Los latinos en EE.UU. ven el sueño americano más como aspiración que realidad: solo el 20% cree haberlo alcanzado. Sin embargo, los inmigrantes son más optimistas: el 70% considera que vive mejor que sus padres y el 53% espera que sus hijos mejoren aún más.
El sueño americano sigue siendo, para la mayoría de los latinos en Estados Unidos, más una aspiración que una realidad. Solo uno de cada cinco, el 20% siente haberlo alcanzado, frente a un 18% que lo da por perdido, según la última Encuesta Nacional de Latinos del Pew Research Center, publicada este martes.
El dato más llamativo, sin embargo, es otro: el optimismo económico crece con fuerza entre quienes llegaron de fuera, mucho más que entre quienes nacieron en el país.
Pesimismo generacional: cada vez más difícil que para sus padres
La encuesta, realizada por correo a 8.046 adultos en Estados Unidos, 4.923 de ellos hispanos, detecta un pesimismo generalizado sobre la idea tradicional del sueño americano. Un 27% de los latinos considera directamente que "no existe". Y cuando se les pregunta por la dificultad de alcanzarlo, casi la mitad (48%) responde que hoy es más complicado que en la generación de sus padres; un 35% cree que el nivel de dificultad se mantiene igual.

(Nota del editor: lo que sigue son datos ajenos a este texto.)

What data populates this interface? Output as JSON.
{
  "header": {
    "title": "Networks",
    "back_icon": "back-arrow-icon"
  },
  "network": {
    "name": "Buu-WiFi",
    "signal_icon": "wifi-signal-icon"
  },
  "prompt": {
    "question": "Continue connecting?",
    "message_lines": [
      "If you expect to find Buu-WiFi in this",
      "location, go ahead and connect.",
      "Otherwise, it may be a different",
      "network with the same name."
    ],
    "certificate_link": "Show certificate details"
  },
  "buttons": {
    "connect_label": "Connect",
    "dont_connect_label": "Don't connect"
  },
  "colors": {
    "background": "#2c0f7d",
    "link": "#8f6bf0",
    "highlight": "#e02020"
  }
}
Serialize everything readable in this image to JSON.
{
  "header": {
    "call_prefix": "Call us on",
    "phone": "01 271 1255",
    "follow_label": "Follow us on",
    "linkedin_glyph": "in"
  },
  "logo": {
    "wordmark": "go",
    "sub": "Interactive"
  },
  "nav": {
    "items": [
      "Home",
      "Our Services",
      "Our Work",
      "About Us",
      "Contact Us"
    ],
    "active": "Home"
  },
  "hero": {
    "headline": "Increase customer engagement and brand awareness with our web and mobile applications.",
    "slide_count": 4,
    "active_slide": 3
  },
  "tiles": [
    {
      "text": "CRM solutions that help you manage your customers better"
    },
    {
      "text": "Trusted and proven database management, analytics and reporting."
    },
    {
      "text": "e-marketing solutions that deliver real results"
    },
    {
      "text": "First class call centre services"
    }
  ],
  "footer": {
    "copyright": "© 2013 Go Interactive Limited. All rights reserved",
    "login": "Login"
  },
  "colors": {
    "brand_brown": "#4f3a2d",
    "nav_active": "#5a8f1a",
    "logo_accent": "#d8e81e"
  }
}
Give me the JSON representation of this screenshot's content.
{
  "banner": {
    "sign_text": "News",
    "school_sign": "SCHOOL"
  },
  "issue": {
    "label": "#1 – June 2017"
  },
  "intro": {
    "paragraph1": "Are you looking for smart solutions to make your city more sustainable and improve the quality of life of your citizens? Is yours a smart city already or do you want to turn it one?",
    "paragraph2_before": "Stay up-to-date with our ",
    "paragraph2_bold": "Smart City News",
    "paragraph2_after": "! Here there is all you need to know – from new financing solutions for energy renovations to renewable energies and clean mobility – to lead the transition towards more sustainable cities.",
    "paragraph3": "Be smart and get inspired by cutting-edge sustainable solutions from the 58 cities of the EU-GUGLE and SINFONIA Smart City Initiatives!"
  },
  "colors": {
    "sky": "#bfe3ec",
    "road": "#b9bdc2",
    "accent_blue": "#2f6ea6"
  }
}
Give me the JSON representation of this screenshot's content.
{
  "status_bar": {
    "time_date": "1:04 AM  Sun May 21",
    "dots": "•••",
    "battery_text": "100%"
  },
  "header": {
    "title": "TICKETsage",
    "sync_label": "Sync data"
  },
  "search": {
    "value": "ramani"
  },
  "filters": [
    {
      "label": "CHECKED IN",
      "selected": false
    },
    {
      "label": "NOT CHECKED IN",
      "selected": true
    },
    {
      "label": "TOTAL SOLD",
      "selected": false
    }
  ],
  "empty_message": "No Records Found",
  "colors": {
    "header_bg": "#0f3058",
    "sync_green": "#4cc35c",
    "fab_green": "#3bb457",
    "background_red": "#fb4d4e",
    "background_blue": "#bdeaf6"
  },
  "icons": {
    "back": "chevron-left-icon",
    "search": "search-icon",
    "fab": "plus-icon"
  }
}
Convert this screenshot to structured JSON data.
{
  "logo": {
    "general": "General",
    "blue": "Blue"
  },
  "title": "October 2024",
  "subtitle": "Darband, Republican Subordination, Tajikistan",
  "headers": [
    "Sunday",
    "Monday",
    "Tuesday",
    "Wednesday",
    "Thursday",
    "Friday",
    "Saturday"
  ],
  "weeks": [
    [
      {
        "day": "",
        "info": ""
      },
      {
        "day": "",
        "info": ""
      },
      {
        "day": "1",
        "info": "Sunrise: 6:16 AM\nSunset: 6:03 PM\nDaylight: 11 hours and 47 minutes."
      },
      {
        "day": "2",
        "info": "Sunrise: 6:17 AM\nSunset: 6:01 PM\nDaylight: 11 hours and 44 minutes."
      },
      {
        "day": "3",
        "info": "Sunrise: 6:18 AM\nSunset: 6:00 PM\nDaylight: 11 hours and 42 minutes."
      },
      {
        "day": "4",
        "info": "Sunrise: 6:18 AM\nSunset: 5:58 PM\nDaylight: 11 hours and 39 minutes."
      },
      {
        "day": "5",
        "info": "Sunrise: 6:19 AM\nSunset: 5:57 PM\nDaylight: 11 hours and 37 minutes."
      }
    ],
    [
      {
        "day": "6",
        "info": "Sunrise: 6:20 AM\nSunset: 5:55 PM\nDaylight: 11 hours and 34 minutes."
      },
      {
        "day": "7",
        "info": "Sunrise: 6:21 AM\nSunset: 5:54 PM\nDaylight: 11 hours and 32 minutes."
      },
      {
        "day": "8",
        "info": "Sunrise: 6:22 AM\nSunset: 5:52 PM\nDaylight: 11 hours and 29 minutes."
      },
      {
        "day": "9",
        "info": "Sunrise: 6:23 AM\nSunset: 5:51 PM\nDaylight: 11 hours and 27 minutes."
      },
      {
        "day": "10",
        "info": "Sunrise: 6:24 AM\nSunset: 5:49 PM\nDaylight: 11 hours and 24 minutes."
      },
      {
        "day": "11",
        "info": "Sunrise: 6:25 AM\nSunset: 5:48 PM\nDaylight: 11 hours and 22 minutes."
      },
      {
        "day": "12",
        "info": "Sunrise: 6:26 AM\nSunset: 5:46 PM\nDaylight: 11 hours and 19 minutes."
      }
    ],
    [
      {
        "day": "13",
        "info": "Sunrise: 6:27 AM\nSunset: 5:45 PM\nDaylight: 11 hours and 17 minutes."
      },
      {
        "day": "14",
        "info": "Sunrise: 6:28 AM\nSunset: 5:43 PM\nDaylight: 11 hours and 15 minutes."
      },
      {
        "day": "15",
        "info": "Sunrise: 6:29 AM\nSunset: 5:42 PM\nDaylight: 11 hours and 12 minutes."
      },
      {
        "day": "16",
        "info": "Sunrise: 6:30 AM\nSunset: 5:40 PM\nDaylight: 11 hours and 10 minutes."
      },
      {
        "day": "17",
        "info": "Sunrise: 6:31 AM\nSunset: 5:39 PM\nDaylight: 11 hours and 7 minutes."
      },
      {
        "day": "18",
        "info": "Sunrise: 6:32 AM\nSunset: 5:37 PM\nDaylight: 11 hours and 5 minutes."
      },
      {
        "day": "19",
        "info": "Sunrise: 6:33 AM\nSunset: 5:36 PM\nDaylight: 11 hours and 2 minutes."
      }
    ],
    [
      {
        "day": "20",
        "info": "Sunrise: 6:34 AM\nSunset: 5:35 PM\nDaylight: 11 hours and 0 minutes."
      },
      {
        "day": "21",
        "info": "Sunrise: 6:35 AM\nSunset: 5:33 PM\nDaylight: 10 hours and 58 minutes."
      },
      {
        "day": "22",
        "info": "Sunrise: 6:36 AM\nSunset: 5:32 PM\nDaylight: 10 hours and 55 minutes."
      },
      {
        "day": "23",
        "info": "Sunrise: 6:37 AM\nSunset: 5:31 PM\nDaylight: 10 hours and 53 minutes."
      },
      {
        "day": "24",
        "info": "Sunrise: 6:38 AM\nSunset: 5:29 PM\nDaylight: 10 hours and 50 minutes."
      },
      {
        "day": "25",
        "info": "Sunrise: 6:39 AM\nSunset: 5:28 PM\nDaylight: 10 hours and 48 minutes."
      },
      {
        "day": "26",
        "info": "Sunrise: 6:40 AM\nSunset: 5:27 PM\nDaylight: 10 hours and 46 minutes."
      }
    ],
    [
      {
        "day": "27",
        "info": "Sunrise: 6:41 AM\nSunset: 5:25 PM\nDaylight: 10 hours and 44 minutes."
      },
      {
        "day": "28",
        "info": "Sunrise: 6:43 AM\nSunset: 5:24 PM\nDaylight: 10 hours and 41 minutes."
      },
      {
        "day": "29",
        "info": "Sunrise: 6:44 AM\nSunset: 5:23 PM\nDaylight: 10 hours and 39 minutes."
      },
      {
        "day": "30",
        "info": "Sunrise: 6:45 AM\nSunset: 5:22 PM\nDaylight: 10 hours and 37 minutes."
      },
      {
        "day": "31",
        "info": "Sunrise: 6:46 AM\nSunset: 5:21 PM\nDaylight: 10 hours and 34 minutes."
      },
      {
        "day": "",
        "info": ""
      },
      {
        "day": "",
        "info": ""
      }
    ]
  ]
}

Ese pesimismo aumenta cuanto más tiempo lleva la familia en el país: el 52% de los latinos de tercera generación o posteriores, y el 44% de la segunda generación, piensan que las cosas se han puesto más difíciles. Pese a ello, la mayoría coincide en qué hace falta para lograrlo: "El trabajo duro, la motivación y el acceso a las oportunidades adecuadas" pesan más, dicen, que la suerte.
Entre los estadounidenses no hispanos la confianza es algo mayor: un 28% afirma estar viviendo ya el sueño americano y un 29% dice estar en camino de lograrlo. El 19% lo considera inalcanzable y un 23% niega que exista siquiera, cifras muy similares a las registradas entre los latinos.
Los migrantes, más optimistas sobre el progreso entre generaciones
El panorama cambia cuando la pregunta es otra: si viven mejor que sus padres. Ahí los latinos superan claramente al resto del país. Un 57% asegura tener un nivel de vida superior al de sus progenitores a su misma edad, y un 53% confía en que sus hijos vivirán todavía mejor.
Esa confianza se dispara entre quienes nacieron fuera de Estados Unidos: siete de cada diez migrantes dicen vivir mejor que sus padres, frente a un 49% de los latinos nacidos ya en el país.
Definir el concepto no es sencillo, y las respuestas se reparten. Para un 59%, el sueño americano tiene que ver sobre todo con la economía; para un 39%, con la posibilidad de mejorar la vida de su familia. Un 18% lo asocia, simplemente, a "la libertad o sentirse libre".
La encuesta llega en plena ola de políticas antimigratorias del presidente Donald Trump, que gobierna desde enero de 2025. Solo en julio, el ICE y la Oficina de Aduanas y Protección Fronteriza (CBP) arrestaron a más de 51.000 migrantes, la cifra mensual más alta de todo su segundo mandato.